The final day of the English Premier League season is one of the most exciting days in the sports year. Even if the league title race has been decided beforehand, those matches help determine which teams qualify for European football, which live to fight for at least one more Premier League season, and, unfortunately, which teams get relegated. One thing that makes "Survival Sunday" so special is that all games start at the same time. The lack of multiple sets of match kickoff times prevents teams with something to play for at the beginning of the day from phoning in a full 90 minutes due to knowing the results of games that occurred earlier that afternoon. While discussing the May 13, 2012 games with a few fellow fans earlier in this week, we all asked the one inevitable question.
Would something like this work in American sports?
One thing everybody agrees on whenever I discuss this subject with American sports fans is that the NFL is the only sports league in this country that could pull it off. Face it. The last day of the regular season in other leagues just isn't as special. Even fans of lackluster NFL teams watch the final Sunday of regular season football because, well, it's the end of regular season football. Somehow, starting all NHL games at the same time on the final day of hockey season just doesn't scream "fun times and high TV ratings."
The 2012 edition of Survival Sunday is special for soccer fans in the United States due to the fact that seven contests will be airing live on TV on the morning (ET) of May 13. There's no question that the FOX/CBS/NBC/ABC family of networks have more than enough stations to show an entire slate of NFL games all at the same time. For this to happen, though, the league would first need to have a chat with DirecTV regarding NFL Sunday Ticket. As a wise man once said; good luck with all that.

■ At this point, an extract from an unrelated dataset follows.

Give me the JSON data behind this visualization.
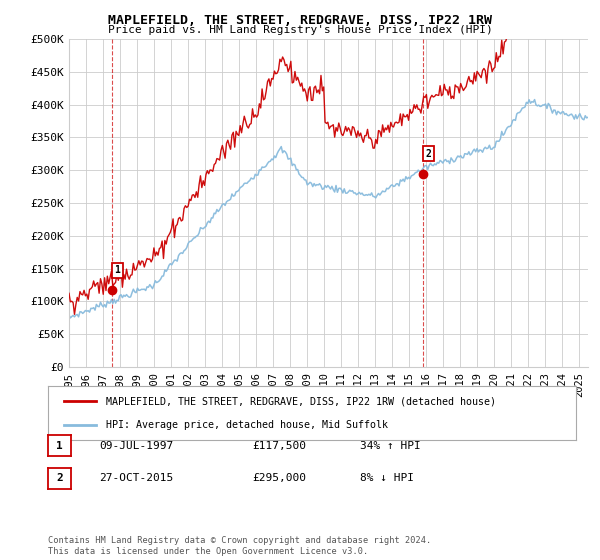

Every game wouldn't need to air on free national television for an NFL Survival Sunday to be a success. After all, how many games that take place in Week 17 of the season actually matter that much? Broadcasting less than half of the regular season's final games should do just fine. Quite frankly, they'll probably be some years where having games on just CBS, FOX, ABC/ESPN and NBC would work.
Another television-related problem that may arise is the Week 17 Sunday Night Football contest. At the conclusion of the 2011 NFL regular season, NBC aired the Dallas Cowboys at New York Giants game, a "winner takes the division" battle that resulted in record TV ratings. For this to be a possibility, we may have to sacrifice one game to NBC. What must be must be, I suppose.
Time may be a little bit of a problem due to the NFL's Survival Sunday coming at the early stages of winter. All games can't start at 1:00 pm ET because of west coast contests, and some fans and franchises may complain about east coast teams hosting 4:00 pm ET games in January. Football is a winter sport, though, and I'm sure everyone involved would survive. You could, for argument's sake, even move the games back to 3:05 or 3:30 pm kickoffs.
All games starting at the same time doesn't eliminate the problem of some starters not playing during the final week of the campaign. It would, however, prevent certain teams hoping to earn a playoff berth in Week 17 from potentially being able to take it easy due to getting a favorable result during the 1:00 games. Making a permanent change to a Survival Sunday format may not be right for the NFL.
It sure would be fun to at least give it a shot one of these years.